I need home help handling the new “PerformanceWarning: Falling back on a non-pyarrow code path which may decrease performance” reported by dask when running operations over some no pyarrow dtypes.
As far as I´ve read, pyarrow dtypes have better performance and lower memory consumptions! (that’s great!), but I am struggling to understand how do I convert my parquet/pandas dataframe to arrow types before running my operations!
sample dataframe
import dask.dataframe as dd
import pandas as pd
import numpy as np
dataframe = pd.DataFrame({
'status' : ['pending', 'pending','pending', 'canceled','canceled','canceled', 'confirmed', 'confirmed','confirmed'],
'clientId' : ['A', 'B', 'C', 'A', 'D', 'C', 'A', 'B','C'],
'partner' : ['A', np.nan,'C', 'A',np.nan,'C', 'A', np.nan,'C'],
'product' : ['afiliates', 'pre-paid', 'giftcard','afiliates', 'pre-paid', 'giftcard','afiliates', 'pre-paid', 'giftcard'],
'brand' : ['brand_1', 'brand_2', 'brand_3','brand_1', 'brand_2', 'brand_3','brand_1', 'brand_3', 'brand_3'],
'gmv' : [100,100,100,100,100,100,100,100,100]})
dataframe = dataframe.astype({'clientId':'string','partner':'string','status':'string','product':'string', 'brand':'string'})
dataframe = dd.from_pandas(dataframe, npartitions = 1)
Now I run the str replace operation
dataframe['brand_test'] = dataframe['brand']
dataframe['brand_test'] = dataframe['brand_test'].str.replace('brand_1', 'PlayStation', case=False, regex = False)
and I get this warning for every single row in my DF.
c:UsersF3164582AppDataLocalProgramsPythonPython311Libsite-packagesdask_expr_accessor.py:102: PerformanceWarning: Falling back on a non-pyarrow code path which may decrease performance.
out = getattr(getattr(obj, accessor, obj), attr)(*args, **kwargs)

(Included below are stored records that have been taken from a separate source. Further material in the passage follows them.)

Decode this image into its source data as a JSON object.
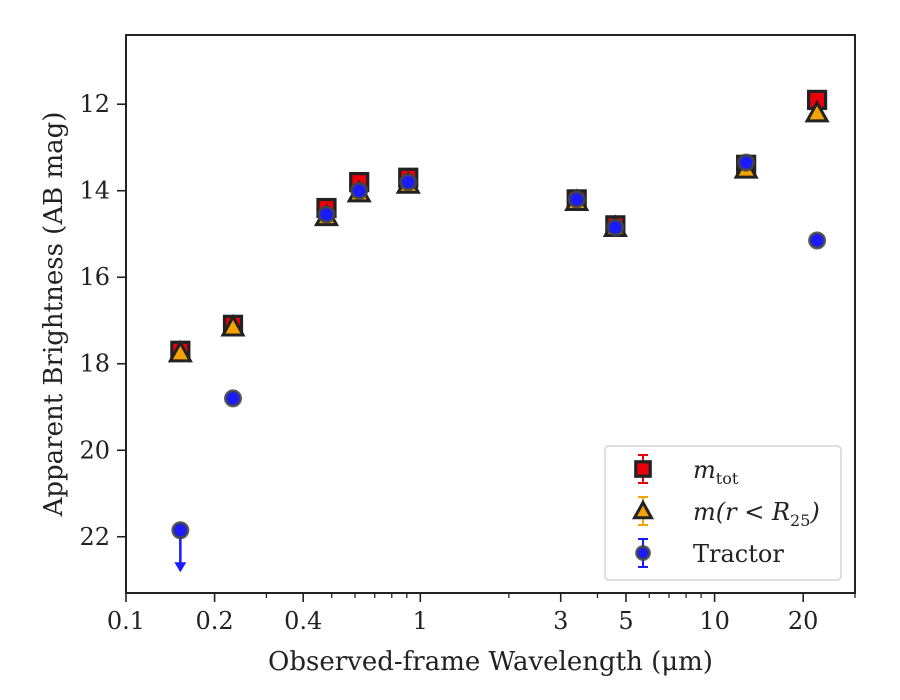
{
  "chart_data": {
    "type": "scatter",
    "title": "",
    "xlabel": "Observed-frame Wavelength (μm)",
    "ylabel": "Apparent Brightness (AB mag)",
    "x_scale": "log",
    "xlim": [
      0.1,
      30
    ],
    "ylim": [
      23.3,
      10.4
    ],
    "y_inverted": true,
    "xticks": [
      {
        "value": 0.1,
        "label": "0.1"
      },
      {
        "value": 0.2,
        "label": "0.2"
      },
      {
        "value": 0.4,
        "label": "0.4"
      },
      {
        "value": 1,
        "label": "1"
      },
      {
        "value": 3,
        "label": "3"
      },
      {
        "value": 5,
        "label": "5"
      },
      {
        "value": 10,
        "label": "10"
      },
      {
        "value": 20,
        "label": "20"
      }
    ],
    "yticks": [
      {
        "value": 12,
        "label": "12"
      },
      {
        "value": 14,
        "label": "14"
      },
      {
        "value": 16,
        "label": "16"
      },
      {
        "value": 18,
        "label": "18"
      },
      {
        "value": 20,
        "label": "20"
      },
      {
        "value": 22,
        "label": "22"
      }
    ],
    "legend_position": "lower-right",
    "series": [
      {
        "name": "m_tot",
        "legend_main": "m",
        "legend_sub": "tot",
        "marker": "square",
        "color": "#e8000b",
        "edge_color": "#222222",
        "x": [
          0.153,
          0.231,
          0.48,
          0.62,
          0.91,
          3.4,
          4.6,
          12.8,
          22.3
        ],
        "y": [
          17.7,
          17.1,
          14.4,
          13.8,
          13.7,
          14.2,
          14.8,
          13.4,
          11.9
        ],
        "upper_limit": [
          false,
          false,
          false,
          false,
          false,
          false,
          false,
          false,
          false
        ]
      },
      {
        "name": "m(r < R_25)",
        "legend_main": "m(r < R",
        "legend_sub": "25",
        "legend_tail": ")",
        "marker": "triangle",
        "color": "#f5a300",
        "edge_color": "#222222",
        "x": [
          0.153,
          0.231,
          0.48,
          0.62,
          0.91,
          3.4,
          4.6,
          12.8,
          22.3
        ],
        "y": [
          17.75,
          17.15,
          14.6,
          14.05,
          13.85,
          14.25,
          14.85,
          13.5,
          12.2
        ],
        "upper_limit": [
          false,
          false,
          false,
          false,
          false,
          false,
          false,
          false,
          false
        ]
      },
      {
        "name": "Tractor",
        "legend_main": "Tractor",
        "marker": "circle",
        "color": "#1a1aff",
        "edge_color": "#444444",
        "x": [
          0.153,
          0.231,
          0.48,
          0.62,
          0.91,
          3.4,
          4.6,
          12.8,
          22.3
        ],
        "y": [
          21.85,
          18.8,
          14.55,
          14.0,
          13.8,
          14.2,
          14.85,
          13.35,
          15.15
        ],
        "upper_limit": [
          true,
          false,
          false,
          false,
          false,
          false,
          false,
          false,
          false
        ]
      }
    ]
  }
}
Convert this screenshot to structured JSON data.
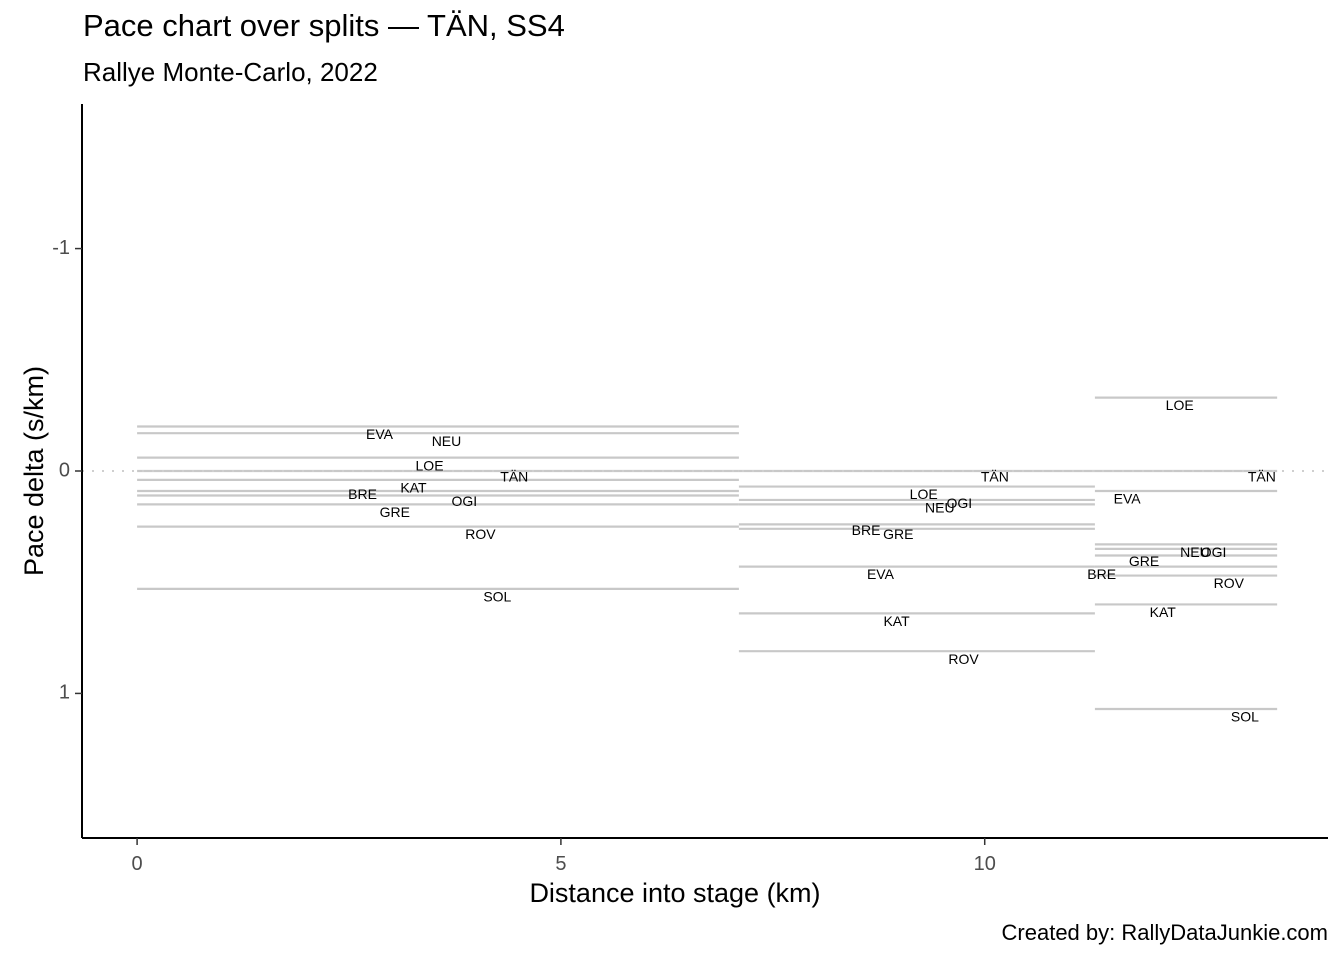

1) If I want, how do I silence this warning?
2) How do I “solve” this? Could I change the datatype to pyarrow string before the replace operation?
3) If pyarrow dtypes are so much better, how do I convert my hole dataframe to equivalent pyarrow datatype? Why does pandas/dask just does not convert it automatically?
Thanks in advance!